Xigduo XR

Name: Xigduo XR

Xigduo XR Drug Class

Xigduo XR is part of the drug class:

  • Combinations of oral blood glucose lowering drugs

What is the most important information I should know about dapagliflozin and metformin?

You should not use this medicine if you have moderate to severe kidney disease, if you are on dialysis, or if you have metabolic acidosis. Dapagliflozin and metformin is not for treating type 1 diabetes.

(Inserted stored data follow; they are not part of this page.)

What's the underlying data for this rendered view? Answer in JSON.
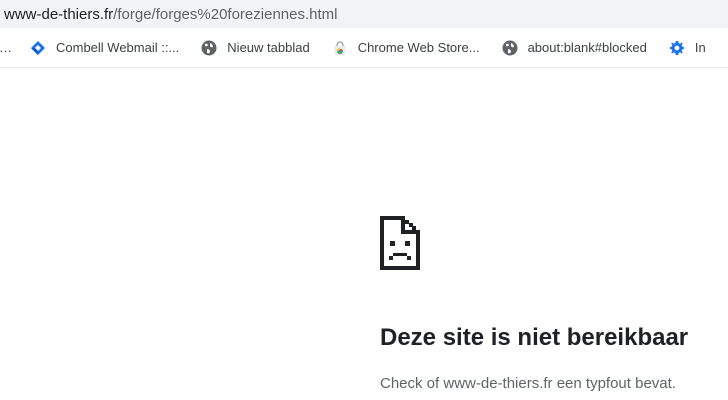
{
  "omnibox": {
    "url_host": "www-de-thiers.fr",
    "url_path": "/forge/forges%20foreziennes.html"
  },
  "bookmarks": {
    "overflow_ellipsis": "…",
    "items": [
      {
        "label": "Combell Webmail ::...",
        "icon": "combell-icon"
      },
      {
        "label": "Nieuw tabblad",
        "icon": "globe-icon"
      },
      {
        "label": "Chrome Web Store...",
        "icon": "chrome-web-store-icon"
      },
      {
        "label": "about:blank#blocked",
        "icon": "globe-icon"
      },
      {
        "label": "In",
        "icon": "gear-icon"
      }
    ]
  },
  "error_page": {
    "icon": "sad-page-icon",
    "title": "Deze site is niet bereikbaar",
    "message": "Check of www-de-thiers.fr een typfout bevat."
  },
  "colors": {
    "omnibox_bg": "#f1f3f4",
    "text_primary": "#202124",
    "text_secondary": "#5f6368",
    "combell_blue": "#1a73e8"
  }
}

If you need to have any type of x-ray or CT scan using a dye that is injected into your veins, you will need to temporarily stop taking dapagliflozin and metformin.

This medicine may cause a serious condition called lactic acidosis. Get emergency medical help if you have even mild symptoms such as: muscle pain or weakness, numb or cold feeling in your arms and legs, trouble breathing, stomach pain, nausea with vomiting, slow or uneven heart rate, dizziness, or feeling very weak or tired.

Precautions While Using Xigduo XR

It is very important that your doctor check your progress at regular visits, especially during the first few weeks that you take this medicine. Blood and urine tests may be needed to check for unwanted effects.

It is very important to follow carefully any instructions from your doctor about:

  • Alcohol—Drinking alcohol may cause severe low blood sugar. Discuss this with your doctor.
  • Other medicines—Do not take other medicines unless they have been discussed with your doctor. This especially includes nonprescription medicines such as aspirin, and medicines for appetite control, asthma, colds, cough, hay fever, or sinus problems.
  • Counseling—Other family members need to learn how to prevent side effects or help with side effects if they occur. Also, patients with diabetes may need special counseling about diabetes medicine dosing changes that might occur because of lifestyle changes, such as changes in exercise and diet. Furthermore, counseling on contraception and pregnancy may be needed because of the problems that can occur in patients with diabetes during pregnancy.
  • Travel—Keep a recent prescription and your medical history with you. Be prepared for an emergency as you would normally. Make allowances for changing time zones and keep your meal times as close as possible to your usual meal times.
  • In case of emergency—There may be a time when you need emergency help for a problem caused by your diabetes. You need to be prepared for these emergencies. It is a good idea to wear a medical identification (ID) bracelet or neck chain at all times. Also, carry an ID card in your wallet or purse that says that you have diabetes and a list of all of your medicines.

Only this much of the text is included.